Paul Gilmartin wrote:

<begin snippet>
Likewise, the arithmetic IF or use of a single-argument signum with
two comparands requires a subtraction which may result in overflow for
extreme comparand values.
</end snippet>

I am not quite sure what a 'single-argument signum' with two
comparands is.  For such common FORTRAN as

|           float*4 x
|  .  .  .
|           if (x)  12, 14, 16
|  .  .  .
|     12  <code for negative x>
|  .  .  .
|     14  <code for zero x>
| .  .  .
|     16  <code for positive x>

There is of course a subtraction in the compiled code, but in my
experience it is an innocuous one: zero is subtracted from x to set a
condition code or the like.  (When x is replaced by a non-degenerate
expression overflow may of course be a problem, as it is in all
arithmetic.)

There are of course things that can be done to minimize such problems
Kernighan and Ritchie did not do it in their example.  They wrote

|       mid = (low+high) / 2;

but

|       mid = low + (high - low)/2 ;

all but eliminates subscript-arithmetic overflow problems when, as in
C, obligatory zero-origin subscripting is used.  It is also possible
to go much further down this path, but I will forebear.
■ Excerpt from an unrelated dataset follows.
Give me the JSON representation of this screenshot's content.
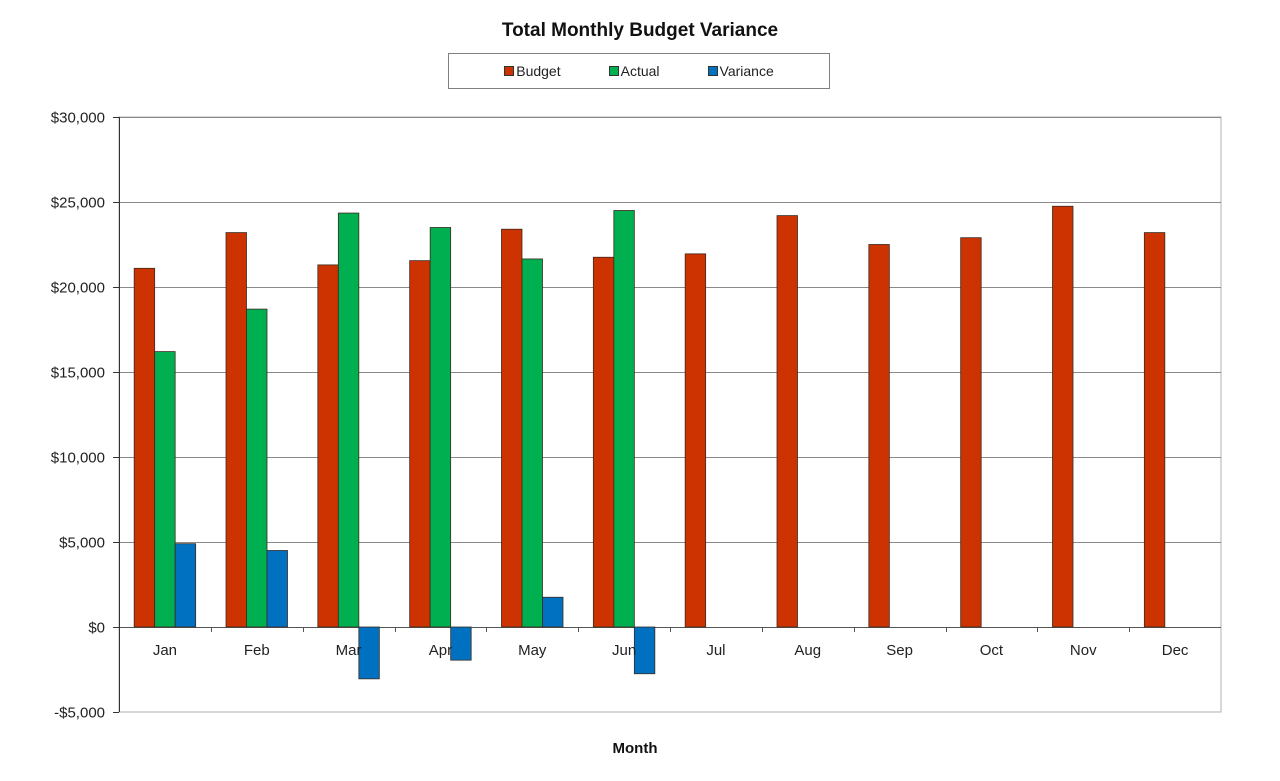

Here and elsewhere he and others of his persuasion advance one
standard argument when they are confronted with examples of  lacunæ,
infelicities and inefficiencies in minimalist languages like Pascal
and C:  An optimizing compiler will automagically eliminate them.

There are two objections to this argument.

The first is the factual one that optimizing compilers often omit to
do what one would wish them to do.

The second, which I think more weighty,. is the odorous notion that
programmers should be protected from knowledge of what von Neumann
machines really do because some of the things they do are notionally
error-prone.  With a prefixed warning of an ad hominem argument to
come, I have always suspected that academics---With a few conspicuous
exceptions they are poor programmers---would like to avoid teaching
programming at all.  Then---wish being father to thought---they
imagine that a programming language that makes the teaching of
programming all but unnecessary  has been made available to them.

In fact of course Pascal, C and the like lend themselves to misuse as
readily as do other, more expressive languages.   The notion that
languages should enforce someone's notions of good programming
practices is at once utopian, authoritarian, and morally dubious.  It
puts me in mind of Orwell's description of Newspeak in the appendix to
1984.

<begin snippet>
The purpose of Newspeak was not only to provide a medium of expression
for the world-view and mental habits proper to the devotees of Ingsoc,
but to make all other modes of thought impossible.  It was intended
that when Newspeak had been adopted once and for all and Oldspeak
forgotten, a heretical thought---that is a thought diverging from the
principles of Ingsoc---should be literally unthinkable, at least so
far as thought is dependent upon words.  Its vocabulary was so
constructed as to give exact and often very subtle expression to every
meaning that a Party member could properly wish to express, while
excluding all other meanings and also the possibility of arriving at
them by indirect means.  This was done partly by inventing new words
but chiefly by eliminating undesirable words . . . Quite apart from
the suppression of definitely heretical words, reduction of vocabulary
was regarded as an end in itself, and no word that could be dispensed
with was allowed to survive.  Newspeak was designed not to extend but
to diminish the range of thought, and this purpose was indirectly
assisted by cutting the choice of words down to a minimum.